On Wednesday, Japan reported 9,583 cases nationwide, breaking the 9,000 barrier for the first time and a record high in Tokyo. International Olympic Committee (IOC) spokesman Mark Adams noted that there is no evidence of a link between the hosting of the Games and the rise in contagion.
“As far as I know, there is not a single case of contagion of the Tokyo population by athletes or the Olympic movement,” Adams told the press. “We have the most tested community (for covid-19) from probably anywhere… in the world, in addition to having some of the strictest restrictions in Vila dos Athletes,” he said.
Organizers also insisted the Games are not putting further pressure on the Japanese medical system, as some experts warn that the spread of the pandemic could lead to a health crisis.

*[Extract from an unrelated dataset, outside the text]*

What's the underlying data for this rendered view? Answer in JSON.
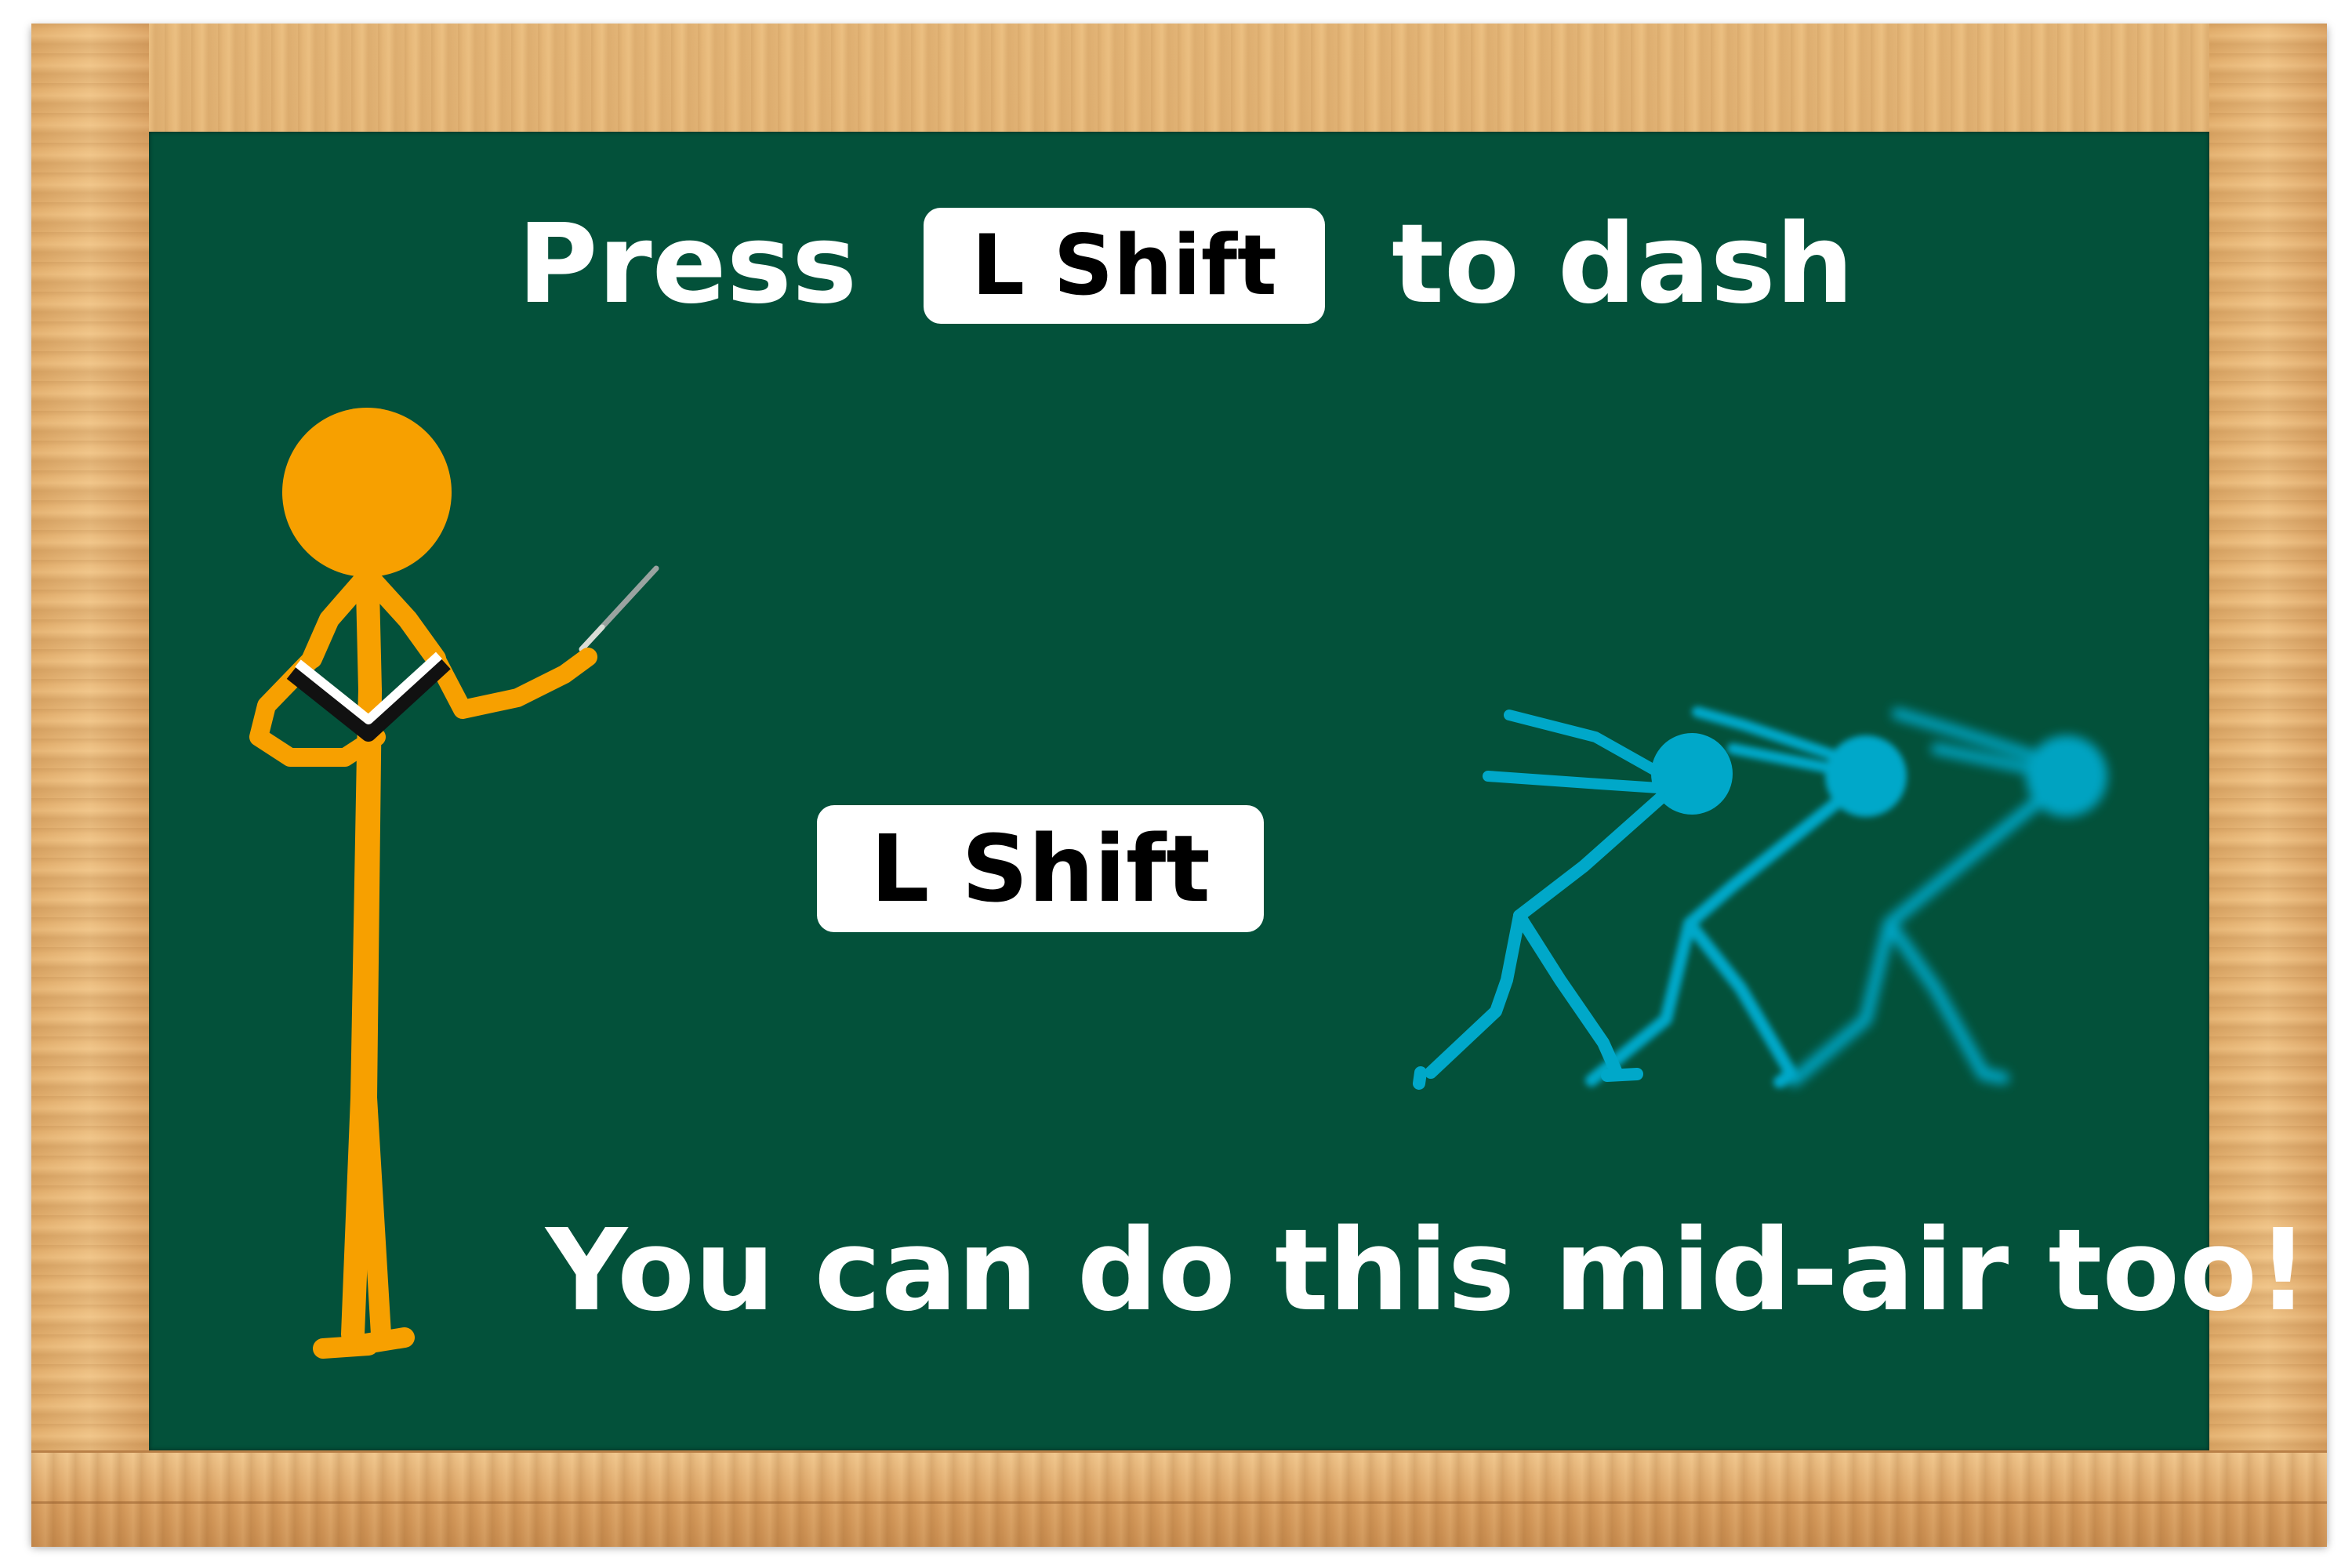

Only two people linked to the Games are hospitalized, according to Olympic authorities, and half of those who needed care are receiving it from their own medical teams.
“Of the 310,000 detection tests, the positive rate is 0.02%,” said Adams. Of the people connected to the Games that had a positive result, 109 are residents in Japan and the rest are from abroad.
concern in japan
The cases recorded at the Games occur against a background of growing concern in Tokyo and other areas of Japan about the rapid increase in contagion, driven by the more contagious Delta variant. Tokyo is already in a state of emergency due to the virus, which reduces the opening hours of restaurants and bars and prohibits the sale of alcoholic beverages.
Three regions neighboring the capital are expected to impose similar measures. Experts warned that the restrictions did not seem to be working and urged the population not to let down their guard.
“The current situation is worse than ever,” warned a senior government adviser against the virus, according to the national NHK network. Shigeru Omi, a former senior WHO official, said that, given the government and Olympic authorities’ decision to host the Games, “it is their responsibility to do everything possible (…) to prevent infections and the collapse of medical services” .
In Japan, there has been a comparatively small outbreak of the virus, with around 15,000 deaths, without the most severe measures being applied, and with only a quarter of the population fully vaccinated. The Olympic Games are taking place in unprecedented conditions, without the presence of fans in the stands and with periodic examinations of athletes and others involved.